Believe it or not one of the biggest Paris tourist attractions is a cemetery. Every year, hundreds of thousands of visitors make the pilgrimage to Pere Lachaise cemetery, the largest in Paris. The single most popular reason is to visit the grave of Jim Morrison (of The Doors rock group). In fact, it has become such a tourist magnet, that there are two full-time security guards to protect and stop vandals from defacing the infamous singer’s memory. The most visited cemetery in the world, it sprawls over 118 acres in the 20th arrondissement and it is easy to get lost for hours and stumble upon interesting, sometimes even quirky, graves of the famous and obscure.

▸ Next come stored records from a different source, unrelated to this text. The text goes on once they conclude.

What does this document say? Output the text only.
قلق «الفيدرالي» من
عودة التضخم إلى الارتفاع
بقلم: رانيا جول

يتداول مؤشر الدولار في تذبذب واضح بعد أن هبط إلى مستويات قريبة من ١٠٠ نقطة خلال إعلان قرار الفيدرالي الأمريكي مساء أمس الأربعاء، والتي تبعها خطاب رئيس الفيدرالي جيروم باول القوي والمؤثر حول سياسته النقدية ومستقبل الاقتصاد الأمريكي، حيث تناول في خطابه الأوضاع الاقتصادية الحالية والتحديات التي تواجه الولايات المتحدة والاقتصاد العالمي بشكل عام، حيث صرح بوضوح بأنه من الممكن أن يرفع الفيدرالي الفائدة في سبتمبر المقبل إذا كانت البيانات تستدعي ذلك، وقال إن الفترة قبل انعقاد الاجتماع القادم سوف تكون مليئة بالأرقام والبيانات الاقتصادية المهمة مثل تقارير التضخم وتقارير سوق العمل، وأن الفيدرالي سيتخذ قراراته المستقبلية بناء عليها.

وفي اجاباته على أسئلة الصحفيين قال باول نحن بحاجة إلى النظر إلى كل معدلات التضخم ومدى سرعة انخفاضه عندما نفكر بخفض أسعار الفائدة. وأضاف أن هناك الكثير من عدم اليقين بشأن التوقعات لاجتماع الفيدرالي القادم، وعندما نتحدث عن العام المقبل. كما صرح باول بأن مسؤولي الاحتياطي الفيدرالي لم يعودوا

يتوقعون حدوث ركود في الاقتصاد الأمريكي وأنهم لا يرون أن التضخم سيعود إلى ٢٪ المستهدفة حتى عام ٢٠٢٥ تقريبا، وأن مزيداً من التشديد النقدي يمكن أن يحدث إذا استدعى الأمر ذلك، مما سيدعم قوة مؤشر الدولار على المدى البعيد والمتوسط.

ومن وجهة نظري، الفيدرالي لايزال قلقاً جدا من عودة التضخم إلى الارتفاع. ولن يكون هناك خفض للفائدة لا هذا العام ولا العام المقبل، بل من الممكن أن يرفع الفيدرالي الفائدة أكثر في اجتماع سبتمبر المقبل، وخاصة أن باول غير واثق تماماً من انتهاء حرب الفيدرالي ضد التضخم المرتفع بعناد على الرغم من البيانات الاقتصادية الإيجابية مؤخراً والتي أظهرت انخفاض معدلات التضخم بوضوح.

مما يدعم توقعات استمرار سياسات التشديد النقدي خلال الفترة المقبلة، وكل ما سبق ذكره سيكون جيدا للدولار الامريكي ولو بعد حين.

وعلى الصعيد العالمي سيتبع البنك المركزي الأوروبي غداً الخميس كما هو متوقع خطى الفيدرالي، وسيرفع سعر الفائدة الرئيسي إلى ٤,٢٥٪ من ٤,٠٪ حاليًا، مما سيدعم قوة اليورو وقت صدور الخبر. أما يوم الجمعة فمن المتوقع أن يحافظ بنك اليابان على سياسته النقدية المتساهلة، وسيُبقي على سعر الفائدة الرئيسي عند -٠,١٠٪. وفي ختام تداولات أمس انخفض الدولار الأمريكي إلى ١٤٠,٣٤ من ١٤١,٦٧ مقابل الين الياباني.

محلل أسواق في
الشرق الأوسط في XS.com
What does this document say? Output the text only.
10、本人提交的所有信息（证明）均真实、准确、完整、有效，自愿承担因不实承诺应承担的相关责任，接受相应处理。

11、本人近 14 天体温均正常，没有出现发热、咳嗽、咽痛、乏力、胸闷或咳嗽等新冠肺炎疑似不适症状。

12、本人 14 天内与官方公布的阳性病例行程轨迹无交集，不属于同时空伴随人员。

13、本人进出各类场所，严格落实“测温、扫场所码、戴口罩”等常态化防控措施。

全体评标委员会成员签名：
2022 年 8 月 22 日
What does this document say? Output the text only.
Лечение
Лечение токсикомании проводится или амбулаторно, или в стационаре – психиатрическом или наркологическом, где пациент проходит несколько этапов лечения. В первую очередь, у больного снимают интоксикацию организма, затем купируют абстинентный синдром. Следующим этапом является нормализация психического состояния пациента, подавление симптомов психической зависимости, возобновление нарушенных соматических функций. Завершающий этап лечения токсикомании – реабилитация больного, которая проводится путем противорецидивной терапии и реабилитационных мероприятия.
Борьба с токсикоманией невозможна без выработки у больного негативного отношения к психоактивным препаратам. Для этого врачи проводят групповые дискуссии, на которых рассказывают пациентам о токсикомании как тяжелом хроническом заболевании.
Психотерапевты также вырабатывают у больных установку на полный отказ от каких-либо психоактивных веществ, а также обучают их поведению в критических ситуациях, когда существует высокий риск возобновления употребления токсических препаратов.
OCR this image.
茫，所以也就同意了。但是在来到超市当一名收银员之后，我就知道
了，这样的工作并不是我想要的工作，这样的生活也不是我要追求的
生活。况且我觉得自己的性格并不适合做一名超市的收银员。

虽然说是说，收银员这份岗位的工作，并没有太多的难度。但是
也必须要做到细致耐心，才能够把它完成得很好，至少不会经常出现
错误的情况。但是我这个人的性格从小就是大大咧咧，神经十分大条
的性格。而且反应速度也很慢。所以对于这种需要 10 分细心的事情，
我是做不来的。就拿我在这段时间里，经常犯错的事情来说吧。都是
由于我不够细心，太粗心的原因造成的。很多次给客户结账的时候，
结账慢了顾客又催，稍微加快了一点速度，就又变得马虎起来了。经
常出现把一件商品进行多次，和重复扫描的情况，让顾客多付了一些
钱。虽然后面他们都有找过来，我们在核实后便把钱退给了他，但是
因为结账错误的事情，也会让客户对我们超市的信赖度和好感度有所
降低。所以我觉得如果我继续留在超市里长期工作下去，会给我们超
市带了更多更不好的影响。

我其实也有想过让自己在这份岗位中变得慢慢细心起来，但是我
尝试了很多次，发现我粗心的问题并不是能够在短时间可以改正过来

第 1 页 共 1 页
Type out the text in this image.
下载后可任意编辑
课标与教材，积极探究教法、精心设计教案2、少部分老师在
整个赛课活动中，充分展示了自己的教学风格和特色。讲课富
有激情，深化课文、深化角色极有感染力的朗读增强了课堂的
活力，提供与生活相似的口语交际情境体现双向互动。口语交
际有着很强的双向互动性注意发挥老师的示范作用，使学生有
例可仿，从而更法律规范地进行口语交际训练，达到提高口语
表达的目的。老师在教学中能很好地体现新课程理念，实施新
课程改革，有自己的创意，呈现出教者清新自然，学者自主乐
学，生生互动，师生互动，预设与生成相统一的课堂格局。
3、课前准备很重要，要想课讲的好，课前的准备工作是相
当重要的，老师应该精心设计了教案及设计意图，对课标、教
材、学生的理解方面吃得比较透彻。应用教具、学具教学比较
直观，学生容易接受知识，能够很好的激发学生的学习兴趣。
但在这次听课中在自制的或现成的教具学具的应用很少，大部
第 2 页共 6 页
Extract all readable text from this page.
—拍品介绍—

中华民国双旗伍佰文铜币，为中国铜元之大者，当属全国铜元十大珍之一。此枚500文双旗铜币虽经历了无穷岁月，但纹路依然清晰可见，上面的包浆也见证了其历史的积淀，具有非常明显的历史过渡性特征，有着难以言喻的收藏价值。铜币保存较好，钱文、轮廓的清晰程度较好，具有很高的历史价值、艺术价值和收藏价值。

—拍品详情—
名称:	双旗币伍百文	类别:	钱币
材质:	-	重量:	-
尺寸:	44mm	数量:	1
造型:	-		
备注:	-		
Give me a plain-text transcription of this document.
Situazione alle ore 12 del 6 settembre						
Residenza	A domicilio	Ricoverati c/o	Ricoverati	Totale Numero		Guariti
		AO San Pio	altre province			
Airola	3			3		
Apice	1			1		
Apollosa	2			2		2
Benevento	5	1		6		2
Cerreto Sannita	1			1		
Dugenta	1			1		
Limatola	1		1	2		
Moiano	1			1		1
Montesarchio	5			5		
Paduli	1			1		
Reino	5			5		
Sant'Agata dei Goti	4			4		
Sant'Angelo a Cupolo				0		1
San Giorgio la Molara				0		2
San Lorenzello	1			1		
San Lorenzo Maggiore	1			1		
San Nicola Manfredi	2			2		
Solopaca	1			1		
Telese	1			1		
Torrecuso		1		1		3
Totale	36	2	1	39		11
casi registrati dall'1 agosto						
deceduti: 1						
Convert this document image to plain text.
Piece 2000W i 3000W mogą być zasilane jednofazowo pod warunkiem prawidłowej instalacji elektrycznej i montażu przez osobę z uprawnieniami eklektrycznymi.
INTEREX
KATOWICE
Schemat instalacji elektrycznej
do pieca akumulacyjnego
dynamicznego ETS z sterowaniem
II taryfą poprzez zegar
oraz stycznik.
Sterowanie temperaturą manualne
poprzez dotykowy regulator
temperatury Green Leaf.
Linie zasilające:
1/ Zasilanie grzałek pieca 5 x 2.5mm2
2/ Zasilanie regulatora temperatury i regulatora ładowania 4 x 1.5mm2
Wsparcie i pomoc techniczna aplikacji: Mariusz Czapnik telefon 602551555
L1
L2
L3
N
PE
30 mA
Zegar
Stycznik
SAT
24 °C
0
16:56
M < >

The St. Genevieve de Bois near Paris
Buried in Pere Lachaise is a veritable who’s who of the Parisian rich and famous including Oscar Wilde, Chopin, Jane Avril (Can –Can dancer made famous by Tolouse Lautrec in his paintings), Balzac, Sarah Bernhardt, Edith Piaf, Rene Lalique (Lalique glass), Yves Montand and Simone Signoret (married to each other), Marcel Proust, Marcel Marceau, Colette, Maris Callas, and Camille Pissaro. Two of the most famous American ex-pats, Alice B. Toklas and Gertrude Stein are also buried in the cemetery.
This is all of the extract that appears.